A couple of years after, the group set up their recording studio, Konk, and Ray Davies shifted gears creatively. He began composing theatrical-style music, such as the rock opera Preservation, and afterwards composed Starmaker, a musical for Granada Television, which transformed to the record, The Kinks Present a Soap Opera. This continued until group changed labels from RCA to Arista in 1976, when Davies left his theatrical style and The Kinks morphed into a “stadium rock” group.

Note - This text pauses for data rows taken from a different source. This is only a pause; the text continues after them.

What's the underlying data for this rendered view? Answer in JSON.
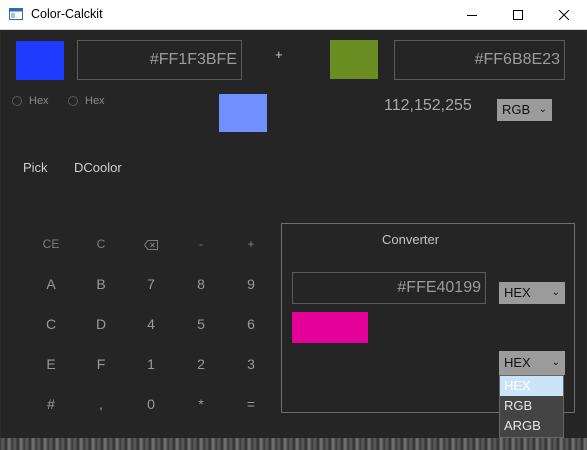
{
  "window": {
    "title": "Color-Calckit",
    "controls": {
      "minimize_icon": "minimize-icon",
      "maximize_icon": "maximize-icon",
      "close_icon": "close-icon"
    }
  },
  "color_a": {
    "swatch": "#1F3BFE",
    "hex": "#FF1F3BFE",
    "radio_label": "Hex"
  },
  "operator": "+",
  "color_b": {
    "swatch": "#6B8E23",
    "hex": "#FF6B8E23",
    "radio_label": "Hex"
  },
  "result": {
    "swatch": "#7090FF",
    "value": "112,152,255",
    "format": "RGB"
  },
  "actions": {
    "pick": "Pick",
    "dcoolor": "DCoolor"
  },
  "keypad": [
    [
      "CE",
      "C",
      "backspace-icon",
      "-",
      "+"
    ],
    [
      "A",
      "B",
      "7",
      "8",
      "9"
    ],
    [
      "C",
      "D",
      "4",
      "5",
      "6"
    ],
    [
      "E",
      "F",
      "1",
      "2",
      "3"
    ],
    [
      "#",
      ",",
      "0",
      "*",
      "="
    ]
  ],
  "converter": {
    "title": "Converter",
    "input": "#FFE40199",
    "input_format": "HEX",
    "swatch": "#E40199",
    "output_format": "HEX",
    "options": [
      "HEX",
      "RGB",
      "ARGB"
    ],
    "highlighted_option": "HEX"
  }
}
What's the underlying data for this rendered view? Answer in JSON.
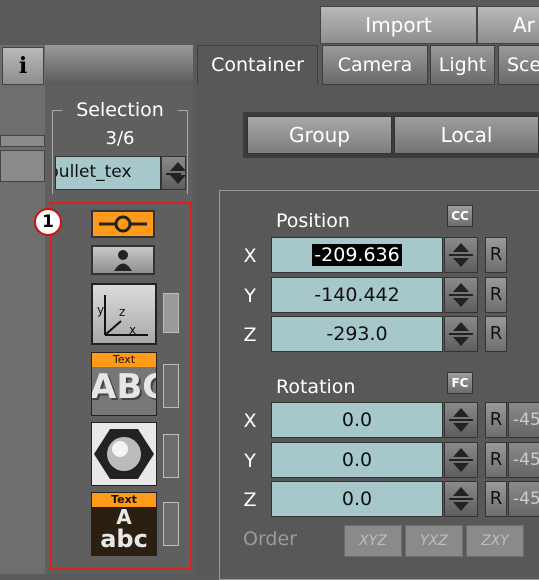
{
  "topbar": {
    "import_label": "Import",
    "next_label": "Ar"
  },
  "info_label": "i",
  "tabs": [
    {
      "label": "Container"
    },
    {
      "label": "Camera"
    },
    {
      "label": "Light"
    },
    {
      "label": "Sce"
    }
  ],
  "selection": {
    "title": "Selection",
    "count": "3/6",
    "value": "bullet_tex"
  },
  "badge": "1",
  "icons": {
    "text_tag_1": "Text",
    "abc_1": "ABC",
    "text_tag_2": "Text",
    "a_2": "A",
    "abc_2": "abc",
    "axis_y": "y",
    "axis_z": "z",
    "axis_x": "x"
  },
  "toggle_left": "Group",
  "toggle_right": "Local",
  "position": {
    "title": "Position",
    "corner_button": "CC",
    "rows": [
      {
        "axis": "X",
        "value": "-209.636",
        "reset": "R"
      },
      {
        "axis": "Y",
        "value": "-140.442",
        "reset": "R"
      },
      {
        "axis": "Z",
        "value": "-293.0",
        "reset": "R"
      }
    ]
  },
  "rotation": {
    "title": "Rotation",
    "corner_button": "FC",
    "rows": [
      {
        "axis": "X",
        "value": "0.0",
        "reset": "R",
        "extra": "-45"
      },
      {
        "axis": "Y",
        "value": "0.0",
        "reset": "R",
        "extra": "-45"
      },
      {
        "axis": "Z",
        "value": "0.0",
        "reset": "R",
        "extra": "-45"
      }
    ]
  },
  "order": {
    "label": "Order",
    "options": [
      "XYZ",
      "YXZ",
      "ZXY"
    ]
  }
}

Their 1977 release, Sleepwalker, kicked off another age of clear-cut rock music that earned them a stuffed U.S. tour program, and in 1981 they sold out Madison Square Garden. The group continued to record and tour for 15 years, and was inducted to the Rock and Roll Hall of Fame in 1990. The Kinks played their last concert in the Norwegian Wood Festival in Oslo, in June of 1996.
Throughout his career, Davies has additionally acted and composed musicals and choral pieces. Moreover, he released his autobiography, X Ray, in 1994.
Davies wed Rasa Didzeptris in 1964, and they had two daughters. When she left him in 1973, he tried suicide by overdosin on pills. He remarried three years after, but divorced and had a long term engagement with Chryssie Hynde, lead singer of the Pretenders, with whom he had a daughter in 1983.
Davies was given a CBE by Queen Elizabeth II in 2004, for “services to music.”